Trecentocinquanta tra delegati, rappresentanti sindacali di Rsu ed Rsa provenienti da tutte le categorie, parteciperanno all’assemblea organizzativa programmatica della Cisl di Catania, che si terrà dalle 9.30, nella Sala conferenze del Dipartimento di Scienze Politiche  sul tema “Analisi e proposte, solidarietà ed efficacia del sindacato nel territorio”.

“È l’occasione per discutere della necessità di cambiamento che la Cisl ha avviato già a livello nazionale per un sindacato più trasparente, più snello e ancora più radicato nei posti di lavoro e nei territori all’altezza delle sfide del XXI secolo”, si legge in un comunicato.

Aprirà i lavori Rosaria Rotolo, segretaria generale Ust Cisl Catania. Interverrà Mimmo Milazzo, segretario generale Usr Cisl Sicilia. Le conclusioni saranno affidate a Maurizio Bernava, segretario confederale Cisl.

“La stagione organizzativa nazionale – afferma Rotolo – sta vedendo il confronto di tantissimi delegati e dirigenti, le RSA-RSU, i pensionati, e i servizi, su quale sarà la nuova organizzazione della Cisl. Anche a Catania tale necessità si fa ancora più cogente per la grave crisi che in sette anni ha provocato ferite profonde nel tessuto economico e per le grandi trasformazioni che interesseranno il territorio”.

Nel corso dell’assemblea verranno analizzati i dati sull’occupazione, sul mercato del lavoro e sulla situazione economica in cui versano i vari settori dell’economia locale: in sette anni, ci sono 29mila disoccupati in più e altri 15mila inattivi; in calo anche le imprese, -8,8%.

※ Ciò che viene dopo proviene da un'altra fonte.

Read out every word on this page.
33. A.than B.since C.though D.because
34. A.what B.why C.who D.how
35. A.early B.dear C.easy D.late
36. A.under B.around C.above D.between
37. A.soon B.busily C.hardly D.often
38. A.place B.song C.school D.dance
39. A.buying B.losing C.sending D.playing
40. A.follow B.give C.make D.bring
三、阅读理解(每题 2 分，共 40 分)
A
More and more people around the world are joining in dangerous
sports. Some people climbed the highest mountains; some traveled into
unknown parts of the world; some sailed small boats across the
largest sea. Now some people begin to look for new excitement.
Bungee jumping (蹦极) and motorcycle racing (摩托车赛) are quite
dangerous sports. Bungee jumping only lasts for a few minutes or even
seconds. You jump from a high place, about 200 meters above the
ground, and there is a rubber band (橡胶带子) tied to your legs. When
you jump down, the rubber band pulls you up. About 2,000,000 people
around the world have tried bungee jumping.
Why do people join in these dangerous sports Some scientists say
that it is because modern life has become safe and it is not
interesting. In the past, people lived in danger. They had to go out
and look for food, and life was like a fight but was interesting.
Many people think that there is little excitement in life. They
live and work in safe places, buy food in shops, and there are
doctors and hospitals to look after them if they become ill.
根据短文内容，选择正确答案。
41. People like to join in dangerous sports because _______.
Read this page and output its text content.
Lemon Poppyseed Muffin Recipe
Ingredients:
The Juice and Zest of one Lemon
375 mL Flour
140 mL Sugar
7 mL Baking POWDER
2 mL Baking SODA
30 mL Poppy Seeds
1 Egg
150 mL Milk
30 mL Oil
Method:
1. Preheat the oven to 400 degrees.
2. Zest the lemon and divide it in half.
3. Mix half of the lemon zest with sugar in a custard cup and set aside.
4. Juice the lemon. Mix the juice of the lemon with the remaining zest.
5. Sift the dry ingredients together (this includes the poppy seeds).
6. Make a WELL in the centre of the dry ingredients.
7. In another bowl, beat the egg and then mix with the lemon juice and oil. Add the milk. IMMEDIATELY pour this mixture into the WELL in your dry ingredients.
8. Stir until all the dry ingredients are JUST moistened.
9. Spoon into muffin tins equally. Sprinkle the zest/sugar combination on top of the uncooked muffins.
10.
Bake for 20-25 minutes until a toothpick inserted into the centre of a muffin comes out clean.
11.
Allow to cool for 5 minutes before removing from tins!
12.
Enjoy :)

“Rivoluzione tecnologica e globalizzazione – aggiunge Rotolo – stanno cambiando nozione di lavoro e organizzazione aziende, hanno effetti sul ruolo del sindacato. E il sindacato non può restare nel limbo e nell’attesa di cambiare, deve cambiare passo e superare la fase di spiazzamento in cui non si può restare. La Cisl vuole cambiare e sta andando in tale direzione”.